PROJECT SUMMARY Vaccines save lives, and the rapid development of novel vaccines against severe acute respiratory syndrome coronavirus-2 (SARS-CoV-2) was a triumph for the medical community. While the rapid deployment of these vaccines has undoubtedly attenuated the severe morbidity and mortality induced by the virus, their efficacy is decreased against variant strains, in children, and with increasing time post-administration. These clinical findings highlight our lack of understanding of how durable, protective immunity is induced by vaccination and how this varies across the population. Studying vaccine induced memory in humans has two major challenges. First, viral exposures over life confound the identification of vaccine-specific memory; second, the stores of memory lymphocytes reside in the tissues, which makes monitoring the vaccine response in healthy individuals challenging. The SARS-CoV-2 pandemic affords us the unique opportunity to study the response to a novel vaccine formulation without confounding natural antigenic exposure and the ability to distinguish infection from vaccination by serology. Additionally, our unique organ donor tissue resource provides a validated model to investigate tissue-localized vaccine-specific immunity. The goal of this proposal is to understand how vaccine- induced immune memory is distributed across tissue and affected by host factors such as age. The central hypothesis of this proposal is that induction and maintenance of vaccine-specific memory is controlled in lymph nodes, and specific early induction events directly impact immune memory development and vary with age. I will address this hypothesis and meet the goals of the study by using flow cytometry and high- dimensional sequencing to evaluate the relationship between circulating and tissue-localized vaccine memory and how they differ in phenotype, function, and across age. I will also investigate how the initial, inflammatory host-specific response to the mRNA-1273 vaccine differs across age and correlates to the quantity of immune memory induced. The results of this study will elucidate the importance of lymph nodes in the vaccine response and highlight the benefits and downfalls of mRNA vaccines across various host factors. These results will have implications for future vaccine design and may play a role in managing both the SARS-CoV-2 pandemic and any future ones.

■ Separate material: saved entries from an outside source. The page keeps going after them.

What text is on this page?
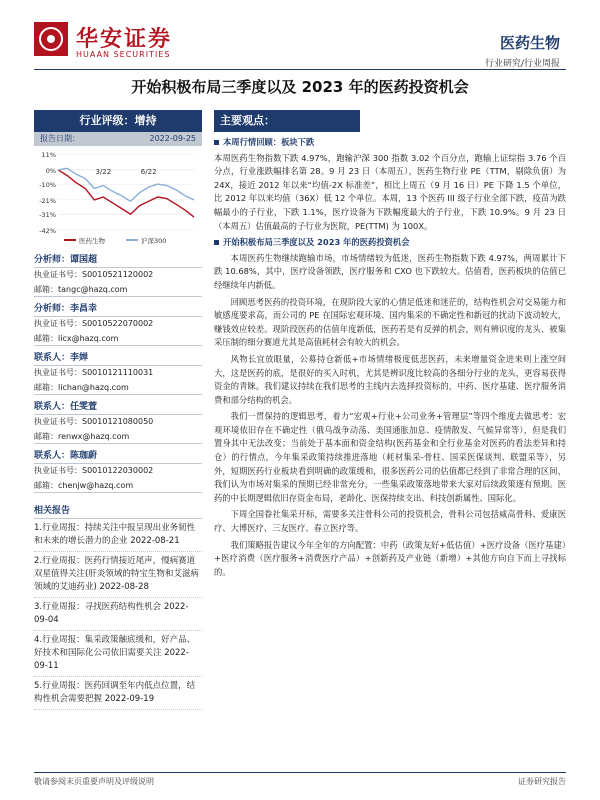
华安证券
HUAAN SECURITIES
医药生物
行业研究/行业周报
开始积极布局三季度以及 2023 年的医药投资机会
行业评级：增持
报告日期：	2022-09-25
11%
0%
-10%
-21%
-31%
-42%
3/22	6/22
医药生物	沪深300
分析师：谭国超
执业证书号：S0010521120002
邮箱：tangc@hazq.com
分析师：李昌幸
执业证书号：S0010522070002
邮箱：licx@hazq.com
联系人：李婵
执业证书号：S0010121110031
邮箱：lichan@hazq.com
联系人：任雯萱
执业证书号：S0010121080050
邮箱：renwx@hazq.com
联系人：陈珈蔚
执业证书号：S0010122030002
邮箱：chenjw@hazq.com
相关报告
1.行业周报：持续关注中报呈现出业务韧性和未来的增长潜力的企业 2022-08-21
2.行业周报：医药行情接近尾声，慢病赛道双星值得关注(肝炎领域的特宝生物和艾滋病领域的艾迪药业) 2022-08-28
3.行业周报：寻找医药结构性机会 2022-09-04
4.行业周报：集采政策触底缓和，好产品、好技术和国际化公司依旧需要关注 2022-09-11
5.行业周报：医药回调至年内低点位置，结构性机会需要把握 2022-09-19
主要观点：
本周行情回顾：板块下跌
本周医药生物指数下跌 4.97%，跑输沪深 300 指数 3.02 个百分点，跑输上证综指 3.76 个百分点，行业涨跌幅排名第 28。9 月 23 日（本周五），医药生物行业 PE（TTM，剔除负值）为 24X，接近 2012 年以来“均值-2X 标准差”，相比上周五（9 月 16 日）PE 下降 1.5 个单位，比 2012 年以来均值（36X）低 12 个单位。本周，13 个医药 III 级子行业全部下跌，疫苗为跌幅最小的子行业，下跌 1.1%，医疗设备为下跌幅度最大的子行业，下跌 10.9%。9 月 23 日（本周五）估值最高的子行业为医院，PE(TTM) 为 100X。
开始积极布局三季度以及 2023 年的医药投资机会
本周医药生物继续跑输市场，市场情绪较为低迷，医药生物指数下跌 4.97%，两周累计下跌 10.68%，其中，医疗设备领跌，医疗服务和 CXO 也下跌较大。估值看，医药板块的估值已经继续年内新低。
回顾思考医药的投资环境，在现阶段大家的心情足低迷和迷茫的，结构性机会对交易能力和敏感度要求高，而公司的 PE 在国际宏观环境、国内集采的不确定性和新冠的扰动下波动较大，赚钱效应较差。现阶段医药的估值年度新低，医药若是有反弹的机会，则有辨识度的龙头、被集采压制的细分赛道尤其是高值耗材会有较大的机会。
风物长宜放眼量，公募持仓新低+市场情绪极度低悲医药，未来增量资金进来则上涨空间大，这是医药的底，是很好的买入时机，尤其是辨识度比较高的各细分行业的龙头，更容易获得资金的青睐。我们建议持续在我们思考的主线内去选择投资标的，中药、医疗基建、医疗服务消费和部分结构的机会。
我们一贯保持的逻辑思考，着力“宏观+行业+公司业务+管理层”等四个维度去做思考：宏观环境依旧存在不确定性（俄乌战争动荡、美国通胀加息、疫情散发、气候异常等），但是我们置身其中无法改变；当前处于基本面和资金结构(医药基金和全行业基金对医药的看法差异和持仓）的行情点，今年集采政策持续推进落地（耗材集采-骨柱、国采医保谈判、联盟采等），另外，短期医药行业板块看到明确的政策缓和，很多医药公司的估值都已经到了非常合理的区间，我们认为市场对集采的预期已经非常充分，一些集采政策落地带来大家对后续政策逐有预期。医药的中长期逻辑依旧存资金布局，老龄化、医保持续支出、科技创新属性、国际化。
下周全国眷社集采开标，需要多关注骨科公司的投资机会，骨科公司包括威高骨科、爱康医疗、大博医疗、三友医疗、春立医疗等。
我们策略报告建议今年全年的方向配置：中药（政策友好+低估值）+医疗设备（医疗基建）+医疗消费（医疗服务+消费医疗产品）+创新药及产业链（新增）+其他方向自下而上寻找标的。
敬请参阅末页重要声明及评级说明	证券研究报告
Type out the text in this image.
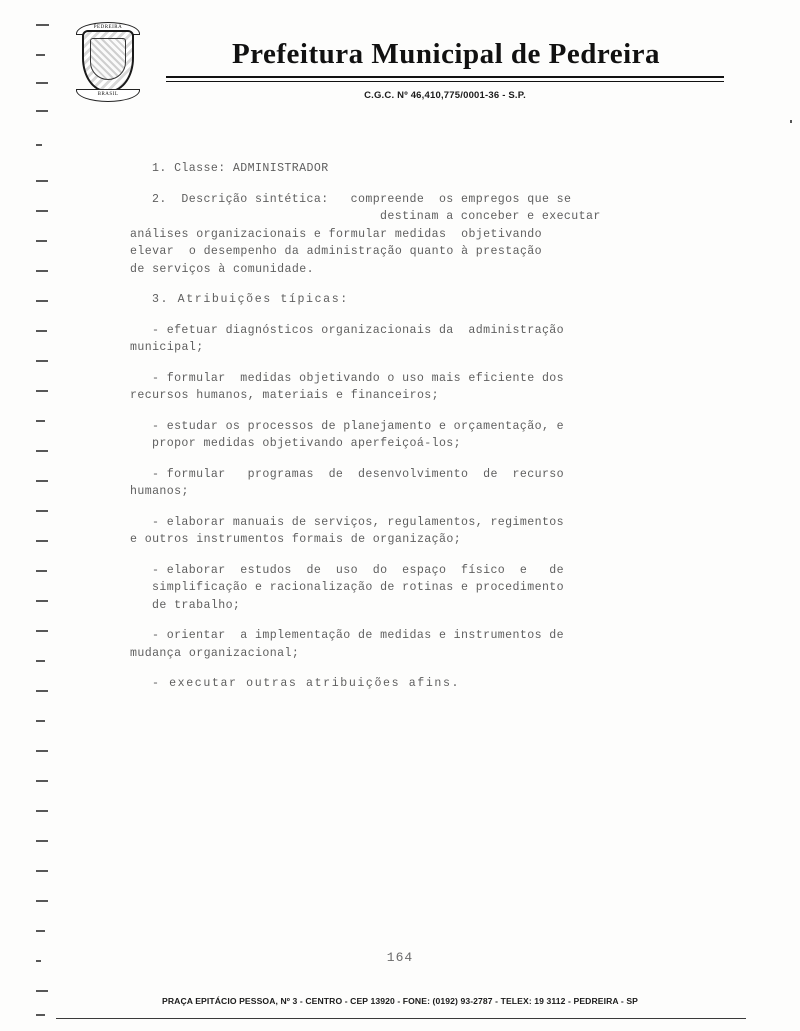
PEDREIRA
BRASIL
Prefeitura Municipal de Pedreira
C.G.C. Nº 46,410,775/0001-36 - S.P.
1. Classe: ADMINISTRADOR
2.  Descrição sintética:   compreende  os empregos que se
destinam a conceber e executar
análises organizacionais e formular medidas  objetivando
elevar  o desempenho da administração quanto à prestação
de serviços à comunidade.
3. Atribuições típicas:
- efetuar diagnósticos organizacionais da  administração
municipal;
- formular  medidas objetivando o uso mais eficiente dos
recursos humanos, materiais e financeiros;
- estudar os processos de planejamento e orçamentação, e
propor medidas objetivando aperfeiçoá-los;
- formular   programas  de  desenvolvimento  de  recurso
humanos;
- elaborar manuais de serviços, regulamentos, regimentos
e outros instrumentos formais de organização;
- elaborar  estudos  de  uso  do  espaço  físico  e   de
simplificação e racionalização de rotinas e procedimento
de trabalho;
- orientar  a implementação de medidas e instrumentos de
mudança organizacional;
- executar outras atribuições afins.
164
PRAÇA EPITÁCIO PESSOA, Nº 3 - CENTRO - CEP 13920 - FONE: (0192) 93-2787 - TELEX: 19 3112 - PEDREIRA - SP
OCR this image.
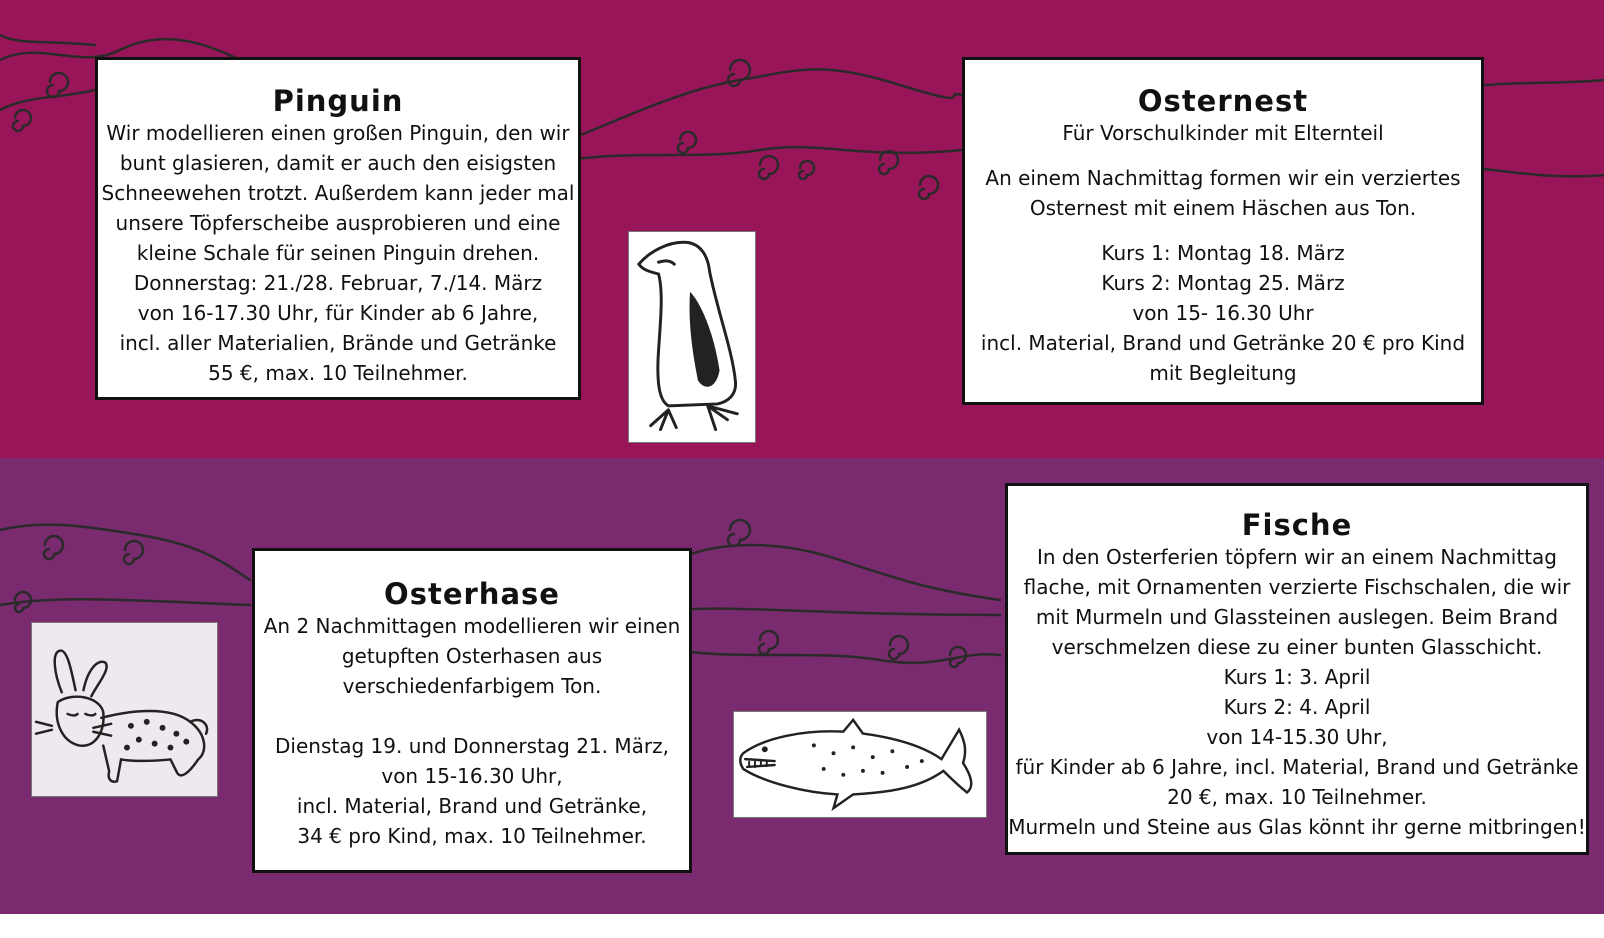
Pinguin

Wir modellieren einen großen Pinguin, den wir

bunt glasieren, damit er auch den eisigsten

Schneewehen trotzt. Außerdem kann jeder mal

unsere Töpferscheibe ausprobieren und eine

kleine Schale für seinen Pinguin drehen.

Donnerstag: 21./28. Februar, 7./14. März

von 16-17.30 Uhr, für Kinder ab 6 Jahre,

incl. aller Materialien, Brände und Getränke

55 €, max. 10 Teilnehmer.

Osternest

Für Vorschulkinder mit Elternteil

An einem Nachmittag formen wir ein verziertes

Osternest mit einem Häschen aus Ton.

Kurs 1: Montag 18. März

Kurs 2: Montag 25. März

von 15- 16.30 Uhr

incl. Material, Brand und Getränke 20 € pro Kind

mit Begleitung

Osterhase

An 2 Nachmittagen modellieren wir einen

getupften Osterhasen aus

verschiedenfarbigem Ton.

Dienstag 19. und Donnerstag 21. März,

von 15-16.30 Uhr,

incl. Material, Brand und Getränke,

34 € pro Kind, max. 10 Teilnehmer.

Fische

In den Osterferien töpfern wir an einem Nachmittag

flache, mit Ornamenten verzierte Fischschalen, die wir

mit Murmeln und Glassteinen auslegen. Beim Brand

verschmelzen diese zu einer bunten Glasschicht.

Kurs 1: 3. April

Kurs 2: 4. April

von 14-15.30 Uhr,

für Kinder ab 6 Jahre, incl. Material, Brand und Getränke

20 €, max. 10 Teilnehmer.

Murmeln und Steine aus Glas könnt ihr gerne mitbringen!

项目总结 疫苗拯救生命，以及针对严重急性呼吸综合征的新型疫苗的快速开发 冠状病毒-2(SARS-CoV-2)是医学界的胜利。虽然这些设备的快速部署 疫苗无疑减轻了病毒引起的严重发病率和死亡率，其疗效是 在儿童中，随着给药后时间的增加，对变种菌株的抵抗力下降。这些临床 这些发现突显了我们对接种疫苗和接种疫苗如何诱导持久的保护性免疫缺乏了解 这在不同的人群中是如何变化的。研究疫苗诱导的人类记忆有两个主要挑战。 首先，在生活中接触病毒扰乱了疫苗特有记忆的识别；其次，疫苗的存储 记忆淋巴细胞驻留在组织中，这使得监测健康个体的疫苗反应 很有挑战性。SARS-CoV-2大流行为我们提供了一个独特的机会来研究对一种新的 疫苗配方不混淆自然抗原暴露和区分感染和 通过血清学接种疫苗。此外，我们独特的器官捐赠者组织资源提供了一个经过验证的模型 研究组织定位的疫苗特异性免疫。这项提案的目标是了解疫苗是如何- 诱导免疫记忆是跨组织分布的，受年龄等宿主因素的影响。中环 这一提议的假设是，疫苗特异性记忆的诱导和维持在 淋巴结和特定的早期诱导事件直接影响免疫记忆的发育和 随着年龄的增长而变化。我将解决这一假设，并通过使用流式细胞术和高密度脂蛋白来实现研究目标。 维度测序评估循环和组织定位疫苗记忆之间的关系 以及它们在表型、功能和年龄上的差异。我还将调查最初的、炎症性的 宿主对mRNA-1273疫苗的特异性反应因年龄而异，并与免疫量有关 诱发的记忆。这项研究的结果将阐明淋巴结在疫苗中的重要性 并强调不同宿主因素下信使核糖核酸疫苗的利弊。这些 研究结果将对未来的疫苗设计产生影响，并可能在管理SARS-CoV-2病毒方面发挥作用 大流行和任何未来的大流行。